Monday, April 28
If getting there is half the fun, I'm in trouble: I flew up this afternoon, and it wasn't much fun at all. The problem was New York weather, USAir said. New York flights were being cancelled left and right, but my 4:05 p.m. flight was one of the lucky ones that made it out, albeit at 6 p.m.

Yes, there was weather! It was one of those smaller planes, a joint flight with Air Keokuk or Mini Aviation or something, and we bounced around for what seemed like forever but wasn't actually that much longer than usual. I think the taxi from LaGuardia went faster than the plane, so I was able to slip into my 8 p.m. show only about 40 minutes late, grateful to have gotten there at all.
The show was a real treat: "Private Lives Revealed: The Letters of Noel Coward," a mixture of excerpts from letters to and from Coward and some appropriate Coward songs, devised and narrated by Barry Day. He's the editor of a nice big thick edition of the "The Letters of Noel Coward."
The show was on the small stage in the dining room at the Players Club, and the lovely cast included Simon Jones as Coward, Patricia Conolly as various English women (Bea Lillie, Gertrude Lawrence), Dana Ivey as various Americans and others (Garbo, Dietrich, Ingrid Bergman) and Geoffrey Johnson (not an actor) filling in. Playing accompaniment and singing some songs was, of course, Steve Ross, and Stefanie Morse added her expressive singing voice on the distaff side.

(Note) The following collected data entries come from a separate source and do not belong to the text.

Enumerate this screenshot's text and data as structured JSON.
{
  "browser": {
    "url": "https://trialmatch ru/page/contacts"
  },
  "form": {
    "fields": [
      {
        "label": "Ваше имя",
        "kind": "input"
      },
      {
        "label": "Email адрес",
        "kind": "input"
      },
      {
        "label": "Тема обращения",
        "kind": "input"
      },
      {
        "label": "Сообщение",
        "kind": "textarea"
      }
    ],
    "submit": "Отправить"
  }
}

The first two are friends, which is how I heard about the event. I first met Jones when he came through Pittsburgh in 1992, playing opposite Joan Collins in a "Private Lives" at the Benedum. He was (and is) forever memorable to me as the voice of the querulous earthling Arthur Dent in the immortal radio version of "The Hitchhikers' Guide to the Galaxy." I met Conolly, also in the '80s, when she was playing the great Shakespeare roles in Stratford, Canada.
Mainly, the evening reminded me what a smart, disciplined, hard working man Coward was beneath his carefully contrived image of social flippancy and graceful negligence. It was a great way to start a week of New York theater.
Tuesday, April 29
Today I spent writing, because of course I couldn't finish everything before I left Pittsburgh, and the Thursday Weekend section is insatiable, demanding to be fed every week.

Then I went to meet Lenora Nemetz at Angus McIndoe's, now a favorite theater district eaterie much patronized by actors. I was seeing her in "Gypsy" that night, and I wanted to find out how it felt for her to be back on Broadway, almost 40 years after she joined the ensemble of the original "Cabaret" as a shockingly young teenager.
My review of "Gypsy" and the interview with Lenora should be in Sunday's paper, but I'll just say here that the wattage of her smile made it clear how happy she is to be back where she belongs. She's really at home on that Broadway stage, like any other stage. Mazeppa is a fine comic cameo, and Lenora looks great up there (but she ought to return those legs to whatever woman half her age she borrowed them from).
Lenora also plays Miss Cratchitt, the tart-tongued mogul's assistant in Act 1 -- and she's the standby (that's an understudy of a higher rank) for Patti LuPone in the lead. More on this to come.